Il est sec et tranchant. Enfin, le triomphe de l’exposition, le tableau devant lequel la foule se presse, est une œuvre grande comme la main : Les Joueurs de boule. La scène se déroule encore une fois sur la grand-route, près d’Antibes qui blanchit au loin. Les rayons du soleil tombent verticalement, à peine un mur qui fasse ombre. Au premier plan sont groupés les joueurs ; les uns tournent le dos au public, deux se présentent de profil, un troisième se tient à l’écart et allume sa pipe. Le peintre, qui a un faible pour les costumes du siècle dernier, a affublé à sa façon les paysans qu’il a vus jouer aux boules en Provence. Mais la merveille du tableau, le détail qui arrache des cris d’admiration aux spectateurs, c’est le couple du fond : un joueur prêt à lancer une boule et un de ses camarades debout à son côté. Le joueur surtout suscite des transports d’admiration. Les jambes écartées, les bras courbés, il s’apprête à envoyer la boule ; la figure tout entière n’a pas plus d’un centimètre de haut. Et, ô merveille ! les différents détails qui le caractérisent comme insecte de l’espèce humaine sont aisément reconnaissables à l’œil nu. Que serait-ce si on l’examinait à la loupe ! Ses bras et ses jambes sont effilés comme les pattes d’une sauterelle. Quant aux bicornes, là je renonce à décrire l’enthousiasme qu’ils excitent. Voilà où s’est arrêtée l’éducation du public en matière d’art : le peuple en foule entoure le tableau du matin au soir, afin de voir cet avorton de la peinture et se pâmer devant un chapeau grand comme une chiure de mouche.
Bien entendu, ceci n’affaiblit en rien le talent de Meissonier. Je voulais simplement expliquer les raisons de son succès disproportionné. Et cette analyse m’a conduit à deux résultats : à définir la place qu’il mérite dans notre école et le rôle qu’il y joue ; ensuite, à illustrer la perversion du goût populaire et à montrer comment certaines réputations peuvent être surfaites, tandis que les artistes vraiment originaux trouvent trop de difficulté à se faire un nom.

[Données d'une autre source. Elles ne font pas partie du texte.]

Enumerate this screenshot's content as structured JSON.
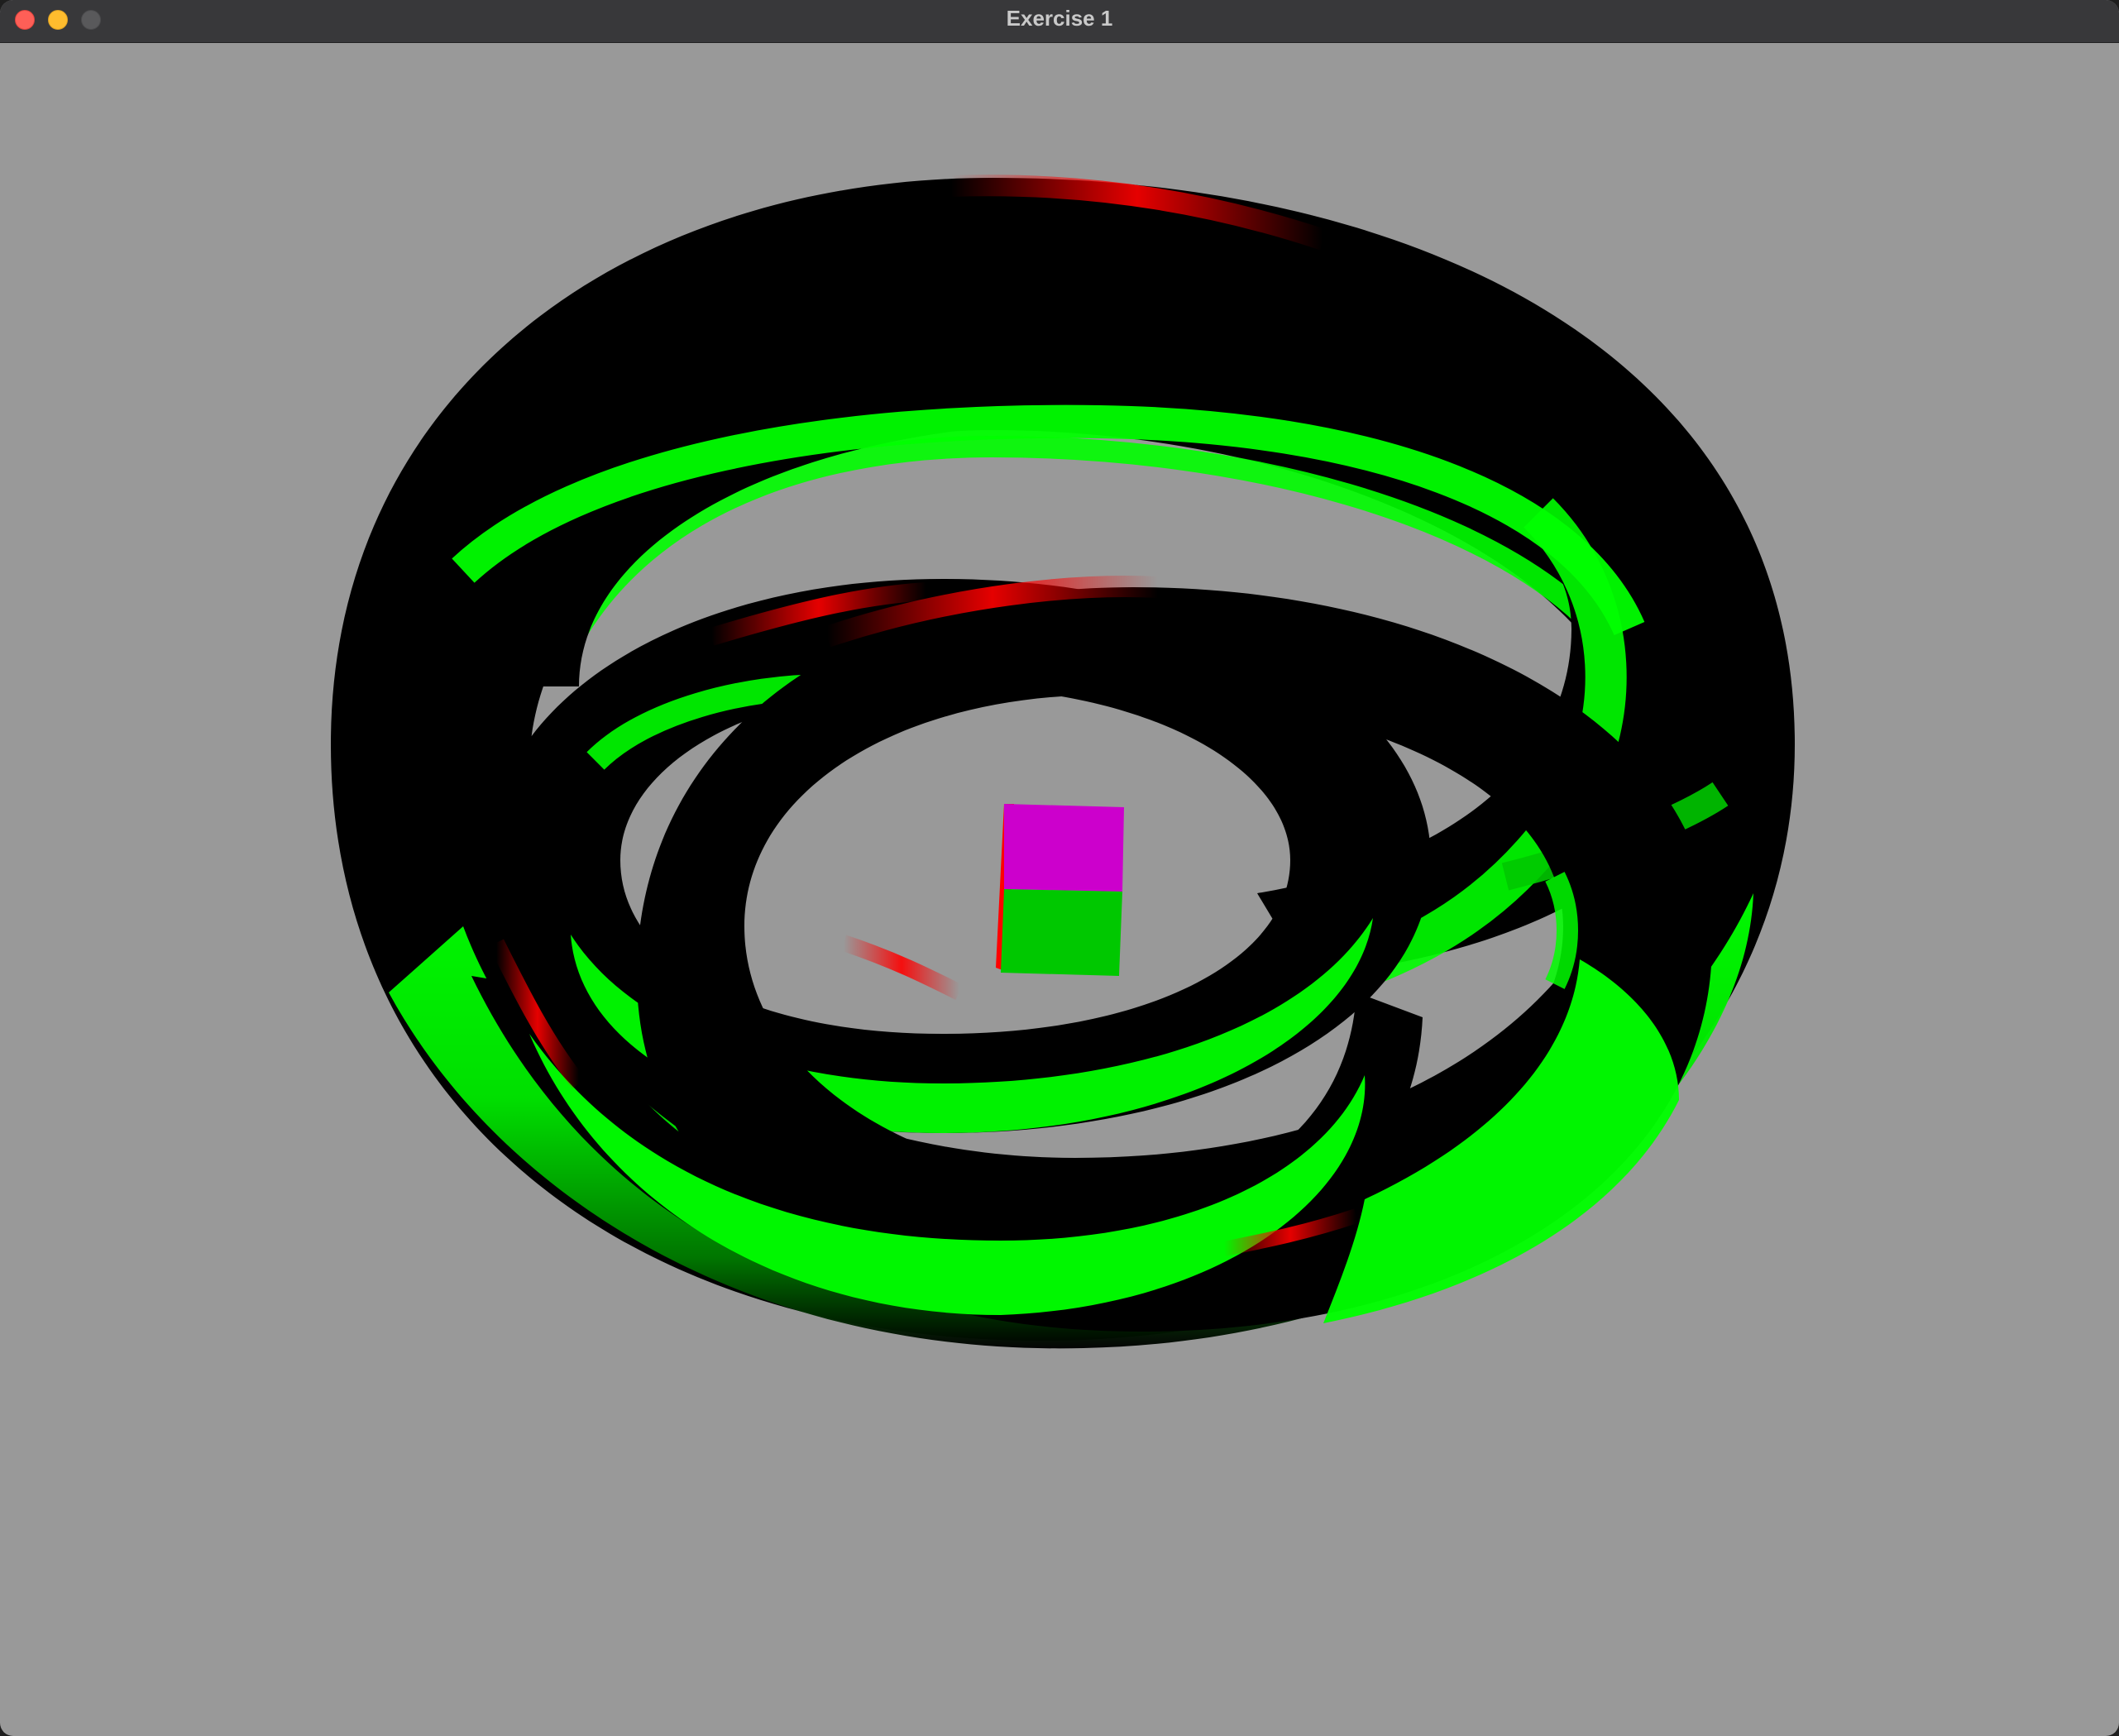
{
  "window": {
    "title": "Exercise 1"
  },
  "scene": {
    "background_color": "#999999",
    "ring_primary_color": "#00ff00",
    "ring_shadow_color": "#000000",
    "ring_highlight_color": "#ff0000",
    "cube_top_color": "#cc00cc",
    "cube_front_color": "#00c800",
    "cube_side_color": "#ff0000"
  },
  "icons": {
    "close": "close-icon",
    "minimize": "minimize-icon",
    "zoom": "zoom-icon"
  }
}
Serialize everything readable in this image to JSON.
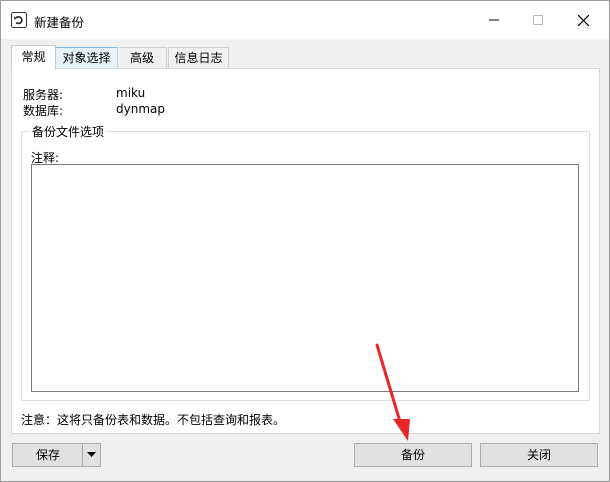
{
  "window": {
    "title": "新建备份"
  },
  "tabs": [
    {
      "label": "常规"
    },
    {
      "label": "对象选择"
    },
    {
      "label": "高级"
    },
    {
      "label": "信息日志"
    }
  ],
  "general": {
    "server_label": "服务器:",
    "server_value": "miku",
    "database_label": "数据库:",
    "database_value": "dynmap",
    "group_title": "备份文件选项",
    "comment_label": "注释:",
    "comment_value": "",
    "note": "注意：这将只备份表和数据。不包括查询和报表。"
  },
  "footer": {
    "save_label": "保存",
    "backup_label": "备份",
    "close_label": "关闭"
  },
  "colors": {
    "annotation_arrow": "#e8262a",
    "tab_highlight": "#e5f1fb"
  }
}
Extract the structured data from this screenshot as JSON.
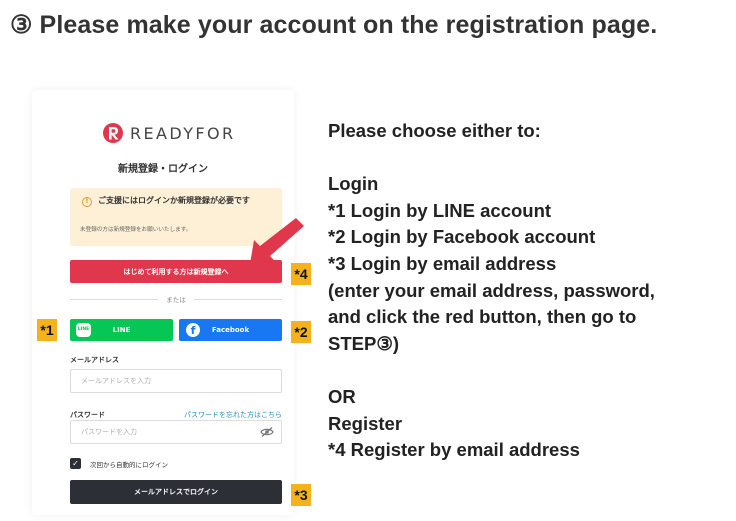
{
  "heading": "③ Please make your account on the registration page.",
  "screenshot": {
    "brand": "READYFOR",
    "title": "新規登録・ログイン",
    "notice_main": "ご支援にはログインか新規登録が必要です",
    "notice_sub": "未登録の方は新規登録をお願いいたします。",
    "register_button": "はじめて利用する方は新規登録へ",
    "or_text": "または",
    "line_button": "LINE",
    "line_icon_text": "LINE",
    "facebook_button": "Facebook",
    "email_label": "メールアドレス",
    "email_placeholder": "メールアドレスを入力",
    "password_label": "パスワード",
    "forgot_link": "パスワードを忘れた方はこちら",
    "password_placeholder": "パスワードを入力",
    "remember_label": "次回から自動的にログイン",
    "remember_checked": true,
    "login_button": "メールアドレスでログイン"
  },
  "badges": {
    "b1": "*1",
    "b2": "*2",
    "b3": "*3",
    "b4": "*4"
  },
  "instructions": [
    "Please choose either to:",
    "",
    "Login",
    "*1 Login by LINE account",
    "*2 Login by Facebook account",
    "*3 Login by email address",
    "(enter your email address, password,",
    "and click the red button, then go to",
    "STEP③)",
    "",
    "OR",
    "Register",
    "*4  Register by email address"
  ],
  "colors": {
    "brand_red": "#e0374c",
    "line_green": "#06c755",
    "facebook_blue": "#1877f2",
    "dark_button": "#2d2f36",
    "notice_bg": "#fdf0d6",
    "badge": "#f5b21b",
    "arrow": "#e0374c"
  }
}
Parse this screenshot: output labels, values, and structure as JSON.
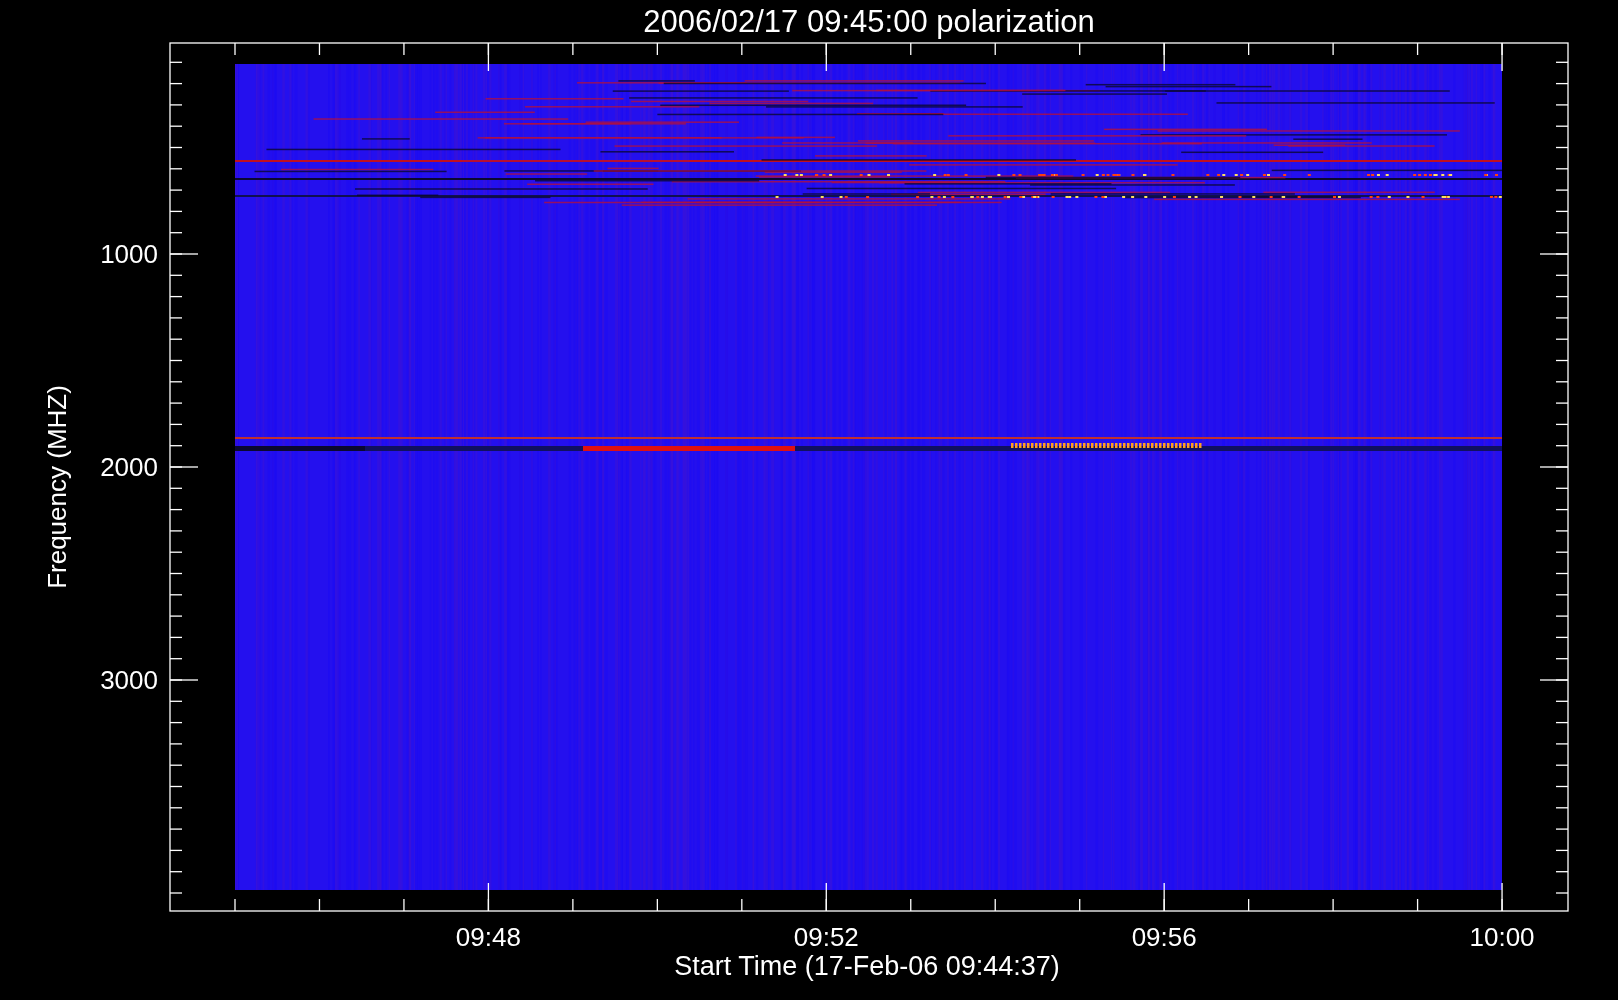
{
  "title": "2006/02/17 09:45:00 polarization",
  "y_axis": {
    "label": "Frequency (MHZ)",
    "ticks": [
      "1000",
      "2000",
      "3000"
    ]
  },
  "x_axis": {
    "label": "Start Time (17-Feb-06 09:44:37)",
    "ticks": [
      "09:48",
      "09:52",
      "09:56",
      "10:00"
    ]
  }
}
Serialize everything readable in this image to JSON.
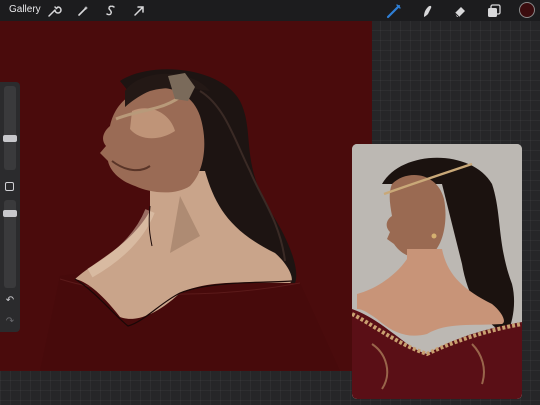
{
  "toolbar": {
    "gallery_label": "Gallery",
    "left_tools": [
      "wrench-icon",
      "magic-wand-icon",
      "selection-s-icon",
      "transform-arrow-icon"
    ],
    "right_tools": [
      "brush-icon",
      "smudge-icon",
      "eraser-icon",
      "layers-icon"
    ],
    "active_tool": "brush-icon",
    "accent_color": "#2f7fd6",
    "current_color": "#3b0c0e"
  },
  "sidebar": {
    "brush_size": 0.7,
    "opacity": 0.8,
    "modify_button_icon": "square-icon",
    "undo_icon": "undo-icon",
    "redo_icon": "redo-icon"
  },
  "canvas": {
    "background_color": "#4a0b0c"
  },
  "reference_window": {
    "visible": true
  }
}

S’il y a une chose qu’on est obligé d’accorder à Meissonier, c’est d’avoir engendré un nombre infini de disciples et d’imitateurs. Une telle fécondité n’est pas surprenante, eu égard à la tendresse que nourrit le public pour les jolis tableautins qui tiennent peu de place. Nos salons bourgeois sont tellement petits qu’on ne peut pendre sur leurs murs que de tout petits tableaux. Par suite le marché en est inondé.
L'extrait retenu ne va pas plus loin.